Many women are all too familiar with the counterintuitive habit of grabbing a winter-friendly jacket or scarf for work during the summer months. New research suggests this might be because workplace temperature models—the ones that control high carbon-emitting air conditioners—are designed for the comfort levels of men.

The study, published Monday in Nature Climate Change, says most offices follow a “thermal comfort” formula developed in the 1960s that’s meant to suit a 40-year-old, 154-pound male. Because women tend to have different metabolic rates—among other physiological and functional differences—this can mean male employees are refreshed by the air conditioning while female employees are frozen out.

Standard values for office temperatures may overestimate female metabolic rates by up to 35 percent, the study says, leading workplaces to crank up the air conditioner when women would prefer it lower.

This may seem like fodder for a battle of the sexes at the thermostat, but adjusting the office temperature could benefit everyone.

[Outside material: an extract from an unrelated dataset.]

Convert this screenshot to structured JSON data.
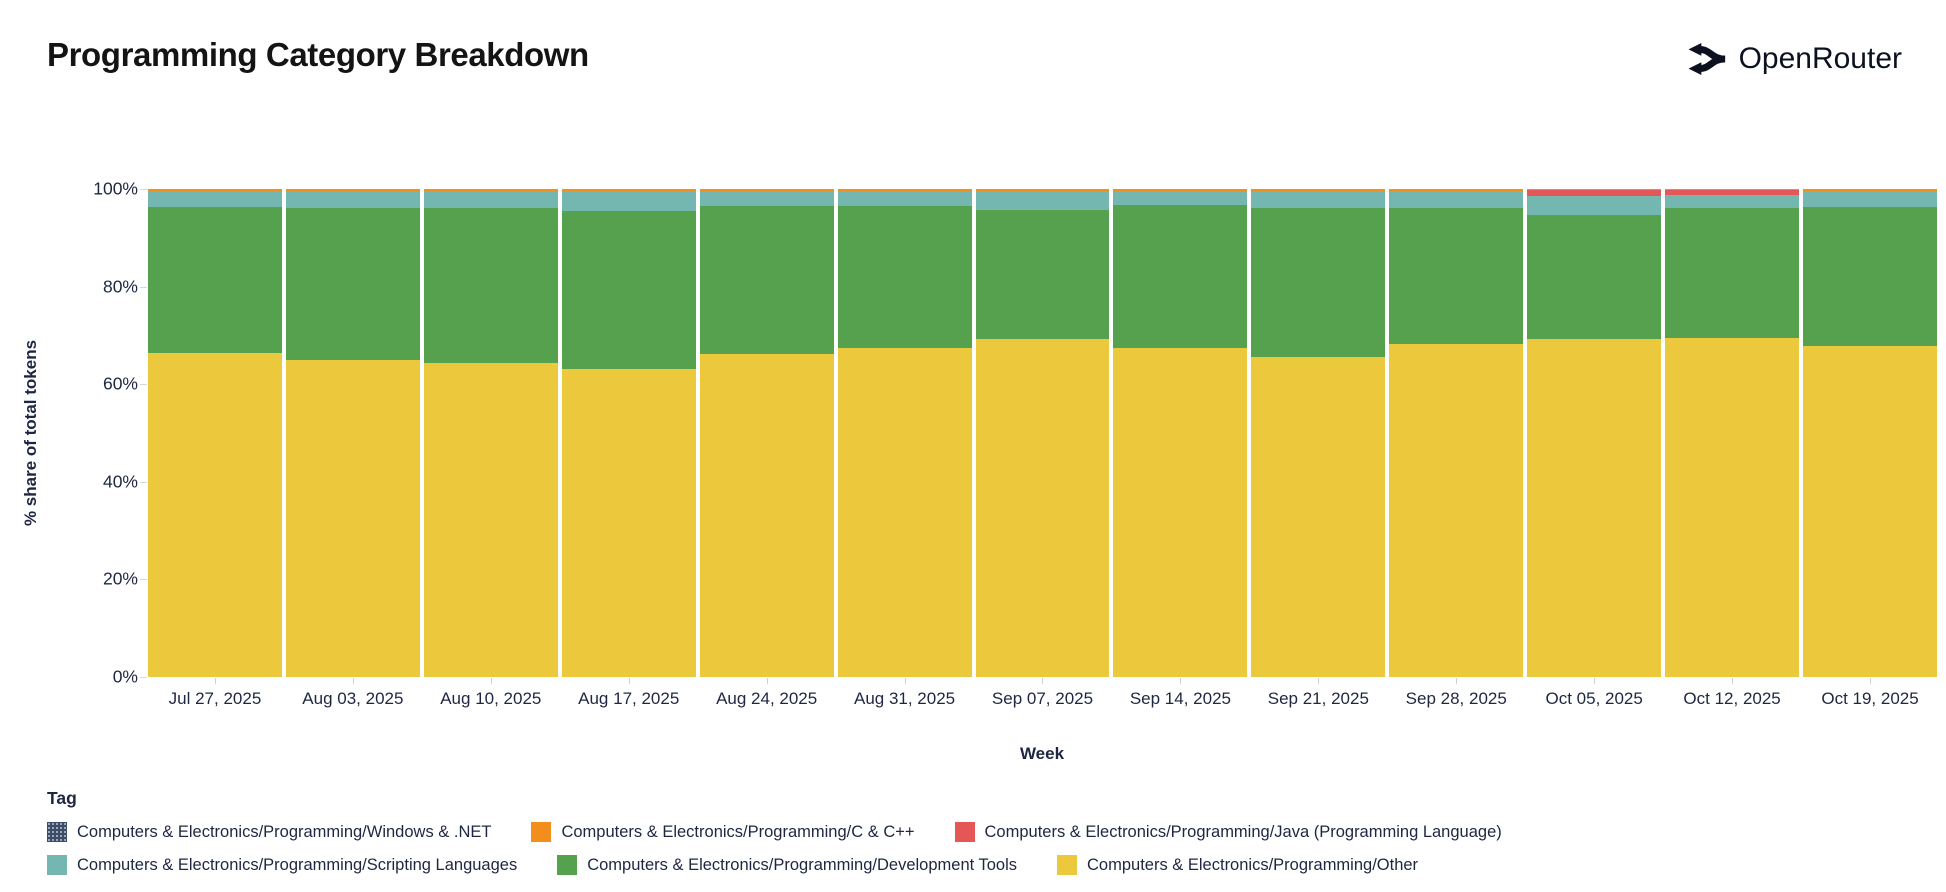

Buildings account for nearly 40 percent of the carbon emissions caused by air conditioners in the U.S.—emissions that hover around 100 million tons every year—and a few degrees on the thermostat could have a substantial positive impact on the environment.

Positive impacts aren’t limited to the environment, though. Understanding women’s needs means respecting a segment of workers that often struggles for equal voice and equal pay in the workplace. Beyond metabolic rate, there are other simple anatomical reasons that women might be more sensitive to the chill than men, according to Alan Hedge, an ergonomics professor at Cornell University.

“Men, on average, have more muscle than women, and muscle helps to generate body heat,” Hedge said. “Women tend to be less hairy than men. And functionally, men and women wear different clothing. The clothing that women wear tends to have much lower insulation value than the clothing men wear.”

While the decades-old formula may have suited the demographic in the workplace back then, women now make up more than half the workforce in many industry sectors. If many of these employees are freezing, productivity could suffer, according to Hedge, who developed a software system to test work speed and accuracy against office temperatures.

“When the temperature is 68, people seem to do a lot less work than when the temperature is 76,” he said.

While the new study has caveats—namely its small sample size of 16 women—the study’s authors and Hedge come to the same simple solution for making the workplace more habitable for everyone while decreasing carbon emissions: Turn up the heat.

“In summer conditions you could save energy by cooling the entire building less, and provide extra cooling for those workers that need it,” said Boris Kingma, a lead author of the study.

To reduce complaints of overheating, Hedge suggests following the model of “Cool Biz,” an initiative by the Japanese government to turn down the air conditioner and allow casual work attire during hot summers.

“Companies should be helping the climate and saving energy by raising their thermostats to 75 or 76 [degrees],” said Hedge. “If some people are too warm, then let them wear lighter clothing.”